1621 PR1=-10*(HS(1)+HS(11)+HS(21))-15*(HS(2)+HS(12)+HS(22))-20*(HS(3)+HS(13)+HS(23))-.01*(HS(4)+HS(14)+HS(24))
1622 PR2=-30*(HS(5)+HS(15)+HS(25))-35*(HS(6)+HS(16)+HS(26))-10*(HS(7)+HS(17)+HS(27))
1631 PR3=-10*(HS(8)+HS(18)+HS(28))-20*(HS(9)+HS(19)+HS(29))
1632 PR4=-15*(HS(10)+HS(20)+HS(30))
1655 P=PR1+PR2+PR3+PR4
1656 IF P<=M THEN 1670
1657 FOR KEW=1 TO 15
1658 A(KEW)=X(KEW)
1659 NEXT KEW
1661 M=P
1666 GOTO 128
1670 NEXT I
1890 IF M>-22200 THEN 1912 ELSE 1999
1912 PRINT A(1),A(2),A(3),A(4),A(5)
1914 PRINT A(6),A(7),A(8),A(9),A(10)
1915 PRINT A(11),A(12),A(13),A(14),A(15)
1919 PRINT M,JJJJ
1999 NEXT JJJJ
One notes that the flow of .01 in line 1621 above is an artificial flow.

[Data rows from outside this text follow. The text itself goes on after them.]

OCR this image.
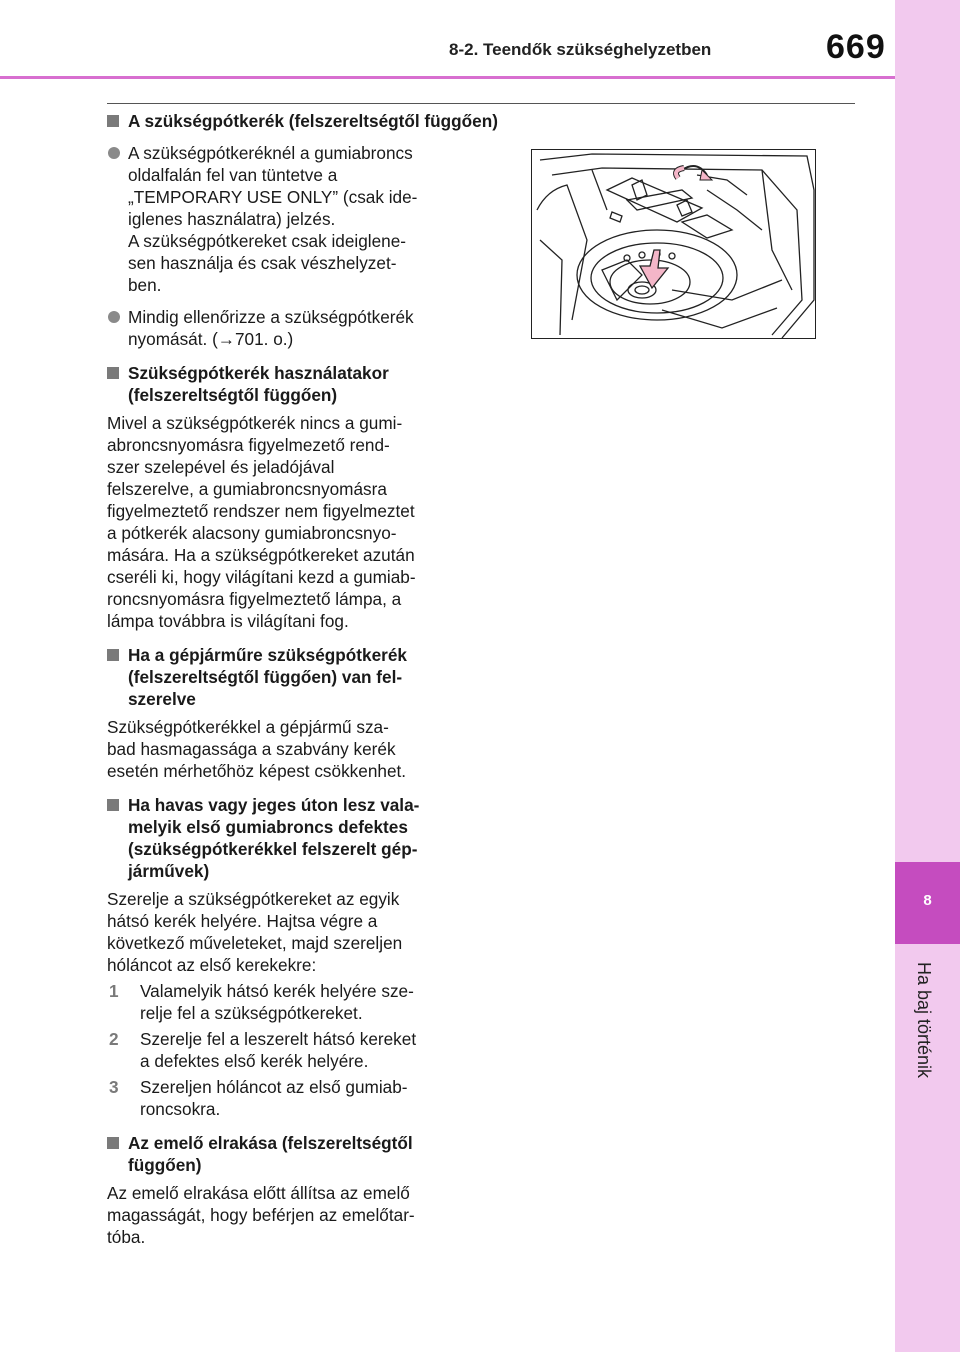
8-2. Teendők szükséghelyzetben	669
8
Ha baj történik
A szükségpótkerék (felszereltségtől függően)
A szükségpótkeréknél a gumiabroncs
oldalfalán fel van tüntetve a
„TEMPORARY USE ONLY” (csak ide-
iglenes használatra) jelzés.
A szükségpótkereket csak ideiglene-
sen használja és csak vészhelyzet-
ben.
Mindig ellenőrizze a szükségpótkerék
nyomását. (→701. o.)
Szükségpótkerék használatakor
(felszereltségtől függően)
Mivel a szükségpótkerék nincs a gumi-
abroncsnyomásra figyelmezető rend-
szer szelepével és jeladójával
felszerelve, a gumiabroncsnyomásra
figyelmeztető rendszer nem figyelmeztet
a pótkerék alacsony gumiabroncsnyo-
mására. Ha a szükségpótkereket azután
cseréli ki, hogy világítani kezd a gumiab-
roncsnyomásra figyelmeztető lámpa, a
lámpa továbbra is világítani fog.
Ha a gépjárműre szükségpótkerék
(felszereltségtől függően) van fel-
szerelve
Szükségpótkerékkel a gépjármű sza-
bad hasmagassága a szabvány kerék
esetén mérhetőhöz képest csökkenhet.
Ha havas vagy jeges úton lesz vala-
melyik első gumiabroncs defektes
(szükségpótkerékkel felszerelt gép-
járművek)
Szerelje a szükségpótkereket az egyik
hátsó kerék helyére. Hajtsa végre a
következő műveleteket, majd szereljen
hóláncot az első kerekekre:
1 Valamelyik hátsó kerék helyére sze-
relje fel a szükségpótkereket.
2 Szerelje fel a leszerelt hátsó kereket
a defektes első kerék helyére.
3 Szereljen hóláncot az első gumiab-
roncsokra.
Az emelő elrakása (felszereltségtől
függően)
Az emelő elrakása előtt állítsa az emelő
magasságát, hogy beférjen az emelőtar-
tóba.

This BASIC computer program was run with Microsoft's GW BASIC 3.11 interpreter, and the output produced in the first ten hours of running is presented below. What immediately follows is a manual copy from the computer screen.
149 268 269 158 268
192 111 211 111 31
194 194 194 194 194
-22147.8 -31580
445 445 565 445 575
643 723 702 803 802
137 137 137 137 137
-22182.89 -28684
578 459 458 569 459
337 257 357 257 177
322 322 322 322 322
-22132.79 -25897
739 619 619 729 619
432 512 412 512 592
352 352 352 352 352
-22102.8 -24282
388 507 508 397 508
575 655 555 655 735
327 327 327 327 326
-22182.81 -24229
Interpreted in accordance with line 1912 through line 1919, the output above was produced in the first ten hours of running on a personal computer with an Intel 2.66 GHz. chip and the IBM basica/D interpreter, which is not a compiler.
References
G. C. Armour and E. S. Buffa, "A Heuristic Algorithm and Simulation Approach to Relative Location of Facilities," Management Science 9, 294-309 (1963).
S. S. Heragu. Facilities Design, Third Edition. Boca Raton, Florida: CRC Press, 2008.